他对张广才多少有些忌惮——张广才在乡里干了十几年,跟这些村支书打了半辈子交道,谁是什么底细,他心里门儿清。
“你别管我琢磨什么。”魏成厚的声音低了一些,但态度没有软,“我就想要回我们应得的钱。”
张广才笑了。
那笑容不大,却满是嘲讽。
“哼哼,应得的?”
他放下翘着的二郎腿,往前探了探身子。
“别人不知道我还不知道?有多少本来是跟你干活那些人应得的钱,最后却进了你的腰包?”
魏成厚像被踩了尾巴一样,眼睛猛地瞪大,脸一下子涨红了。
“张广才,你别胡说!什么进了我的腰包,你说话可要负责!”
“我当然可以负责。

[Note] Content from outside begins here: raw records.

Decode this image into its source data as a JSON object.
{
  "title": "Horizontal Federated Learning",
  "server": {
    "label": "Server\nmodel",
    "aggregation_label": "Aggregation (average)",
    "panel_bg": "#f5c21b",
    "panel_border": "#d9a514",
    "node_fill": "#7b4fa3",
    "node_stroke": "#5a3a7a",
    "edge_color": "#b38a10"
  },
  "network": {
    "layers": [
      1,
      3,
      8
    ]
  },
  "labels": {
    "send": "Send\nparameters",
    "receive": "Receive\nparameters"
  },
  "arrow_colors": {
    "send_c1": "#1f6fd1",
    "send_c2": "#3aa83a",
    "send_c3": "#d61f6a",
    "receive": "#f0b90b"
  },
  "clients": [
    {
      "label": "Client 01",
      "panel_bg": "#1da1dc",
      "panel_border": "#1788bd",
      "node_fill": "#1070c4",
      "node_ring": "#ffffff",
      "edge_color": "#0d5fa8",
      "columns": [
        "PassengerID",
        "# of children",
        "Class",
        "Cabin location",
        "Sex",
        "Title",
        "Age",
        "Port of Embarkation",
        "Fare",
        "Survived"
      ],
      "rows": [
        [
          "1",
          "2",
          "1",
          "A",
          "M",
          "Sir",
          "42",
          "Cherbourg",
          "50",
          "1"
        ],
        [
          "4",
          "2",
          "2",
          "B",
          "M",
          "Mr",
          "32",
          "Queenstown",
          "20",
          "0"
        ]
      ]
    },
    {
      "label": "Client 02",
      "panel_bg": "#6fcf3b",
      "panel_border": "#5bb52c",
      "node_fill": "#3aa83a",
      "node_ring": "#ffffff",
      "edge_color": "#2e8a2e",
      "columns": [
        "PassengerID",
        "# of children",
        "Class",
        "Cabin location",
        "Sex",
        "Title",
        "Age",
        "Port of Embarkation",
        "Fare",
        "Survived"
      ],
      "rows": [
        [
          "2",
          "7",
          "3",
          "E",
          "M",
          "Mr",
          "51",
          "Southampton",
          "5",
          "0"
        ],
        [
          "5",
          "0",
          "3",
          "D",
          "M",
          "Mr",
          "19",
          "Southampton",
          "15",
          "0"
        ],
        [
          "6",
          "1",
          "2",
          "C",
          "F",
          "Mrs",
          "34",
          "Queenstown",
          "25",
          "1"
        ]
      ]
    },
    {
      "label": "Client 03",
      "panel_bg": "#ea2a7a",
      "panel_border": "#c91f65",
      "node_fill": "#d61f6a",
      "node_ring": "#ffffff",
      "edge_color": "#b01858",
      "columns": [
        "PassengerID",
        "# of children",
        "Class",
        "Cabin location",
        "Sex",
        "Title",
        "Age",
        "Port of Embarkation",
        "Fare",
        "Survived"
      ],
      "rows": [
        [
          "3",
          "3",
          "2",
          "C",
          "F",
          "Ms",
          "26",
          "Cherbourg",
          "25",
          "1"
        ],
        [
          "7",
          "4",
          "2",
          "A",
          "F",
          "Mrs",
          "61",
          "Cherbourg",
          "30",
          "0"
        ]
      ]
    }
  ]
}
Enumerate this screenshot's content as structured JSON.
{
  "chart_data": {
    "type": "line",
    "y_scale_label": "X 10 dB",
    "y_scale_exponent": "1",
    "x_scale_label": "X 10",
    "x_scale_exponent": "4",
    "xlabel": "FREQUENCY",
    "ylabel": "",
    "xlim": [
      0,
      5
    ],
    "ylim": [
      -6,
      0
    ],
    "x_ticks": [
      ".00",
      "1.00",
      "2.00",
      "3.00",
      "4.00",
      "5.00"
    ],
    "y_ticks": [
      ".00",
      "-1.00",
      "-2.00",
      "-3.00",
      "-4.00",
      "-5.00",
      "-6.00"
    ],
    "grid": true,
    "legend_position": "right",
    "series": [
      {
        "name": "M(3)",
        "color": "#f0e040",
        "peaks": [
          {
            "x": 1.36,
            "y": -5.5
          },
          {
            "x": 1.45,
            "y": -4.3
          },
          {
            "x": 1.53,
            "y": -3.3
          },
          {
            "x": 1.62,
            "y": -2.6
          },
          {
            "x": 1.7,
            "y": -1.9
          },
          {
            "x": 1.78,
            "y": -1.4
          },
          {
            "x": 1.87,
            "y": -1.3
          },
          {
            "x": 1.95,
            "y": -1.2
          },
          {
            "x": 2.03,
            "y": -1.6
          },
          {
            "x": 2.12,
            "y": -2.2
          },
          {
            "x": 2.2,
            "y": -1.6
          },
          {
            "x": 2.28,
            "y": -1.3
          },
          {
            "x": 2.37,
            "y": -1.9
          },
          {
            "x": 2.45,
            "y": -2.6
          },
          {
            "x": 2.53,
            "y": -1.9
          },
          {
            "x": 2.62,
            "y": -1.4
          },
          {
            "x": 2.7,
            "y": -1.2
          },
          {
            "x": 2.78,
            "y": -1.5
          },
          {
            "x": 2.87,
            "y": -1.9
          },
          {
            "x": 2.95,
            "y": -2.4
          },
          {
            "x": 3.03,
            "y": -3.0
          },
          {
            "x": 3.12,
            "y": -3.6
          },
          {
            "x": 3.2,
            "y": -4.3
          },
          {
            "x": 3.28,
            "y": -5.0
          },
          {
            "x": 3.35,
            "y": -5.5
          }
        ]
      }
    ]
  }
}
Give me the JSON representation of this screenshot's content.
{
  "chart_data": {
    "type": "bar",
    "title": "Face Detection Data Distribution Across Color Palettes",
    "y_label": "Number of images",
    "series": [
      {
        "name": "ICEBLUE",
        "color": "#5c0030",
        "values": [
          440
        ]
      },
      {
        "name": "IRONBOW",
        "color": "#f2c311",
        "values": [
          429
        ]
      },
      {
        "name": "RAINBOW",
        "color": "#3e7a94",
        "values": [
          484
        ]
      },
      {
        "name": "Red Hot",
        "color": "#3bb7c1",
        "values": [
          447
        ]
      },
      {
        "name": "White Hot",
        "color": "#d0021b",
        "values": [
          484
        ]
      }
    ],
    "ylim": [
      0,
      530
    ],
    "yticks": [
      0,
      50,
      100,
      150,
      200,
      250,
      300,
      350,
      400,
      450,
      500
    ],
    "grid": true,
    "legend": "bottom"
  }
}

”张广才的声音不高,但很稳,“不信你把你包工程的那些合同拿出来,给大伙儿看看,一看就明白了。”
魏成厚的嘴唇哆嗦了两下,想说什么,又咽了回去。
张广才站起来,居高临下地看着他。
“魏成厚,你以为村里人好骗,就全世界的人都好骗?以前我不戳穿你,是卖你几分面子。既然你敬酒不吃吃罚酒,那咱们就没什么面子好说了。”
他顿了顿,声音沉了下来。
“我今天就直接告诉你——要钱,没有。你要闹,就闹去吧。”
魏成厚被骂得涨红了脸,猛地站起来,椅子向后一仰,差点翻了。
“你们——你们欺人太甚!”他的声音拔高了,“张广才,你以为我不敢是吧!你等着吧,不光补贴的事,我还要去告你们!告你们来我家仗势欺人,我要让大家看看,当官的是怎样欺压基层工作人员的!”
秦婉音刚要开口,里屋的门突然被推开了。
魏成厚的老伴一直在里屋听着,这时忽然冲了出来,拦在张广才身前,手指几乎戳到他的鼻尖上。
“你们要干什么!凭什么欺负人!我告诉你们,我儿子是政法委的,别把我们家逼急了,逼急了我让我儿子把你们抓去坐牢!”
张广才往后退了一步。
他对魏成厚还能骂两句,可面对这么个泼妇,却没了办法。
“嫂子,你冷静点儿,我们不是来闹事的——”
“不是来闹事?不是来闹事你骂我们家老魏?你算老几?你一个副乡长了不起啊?”
张广才的语气软了下来:“嫂子,有话好好说——”
哪知道这一软,魏成厚老婆更来劲了。
她一屁股坐在地上,拍着大腿哭喊起来。
“哎呀——当官的欺负人啊——跑到家里来骂人啊——还有没有天理,还有没有王法啊——”
眼看着场面快要控制不住,秦婉音知道不能再待下去了。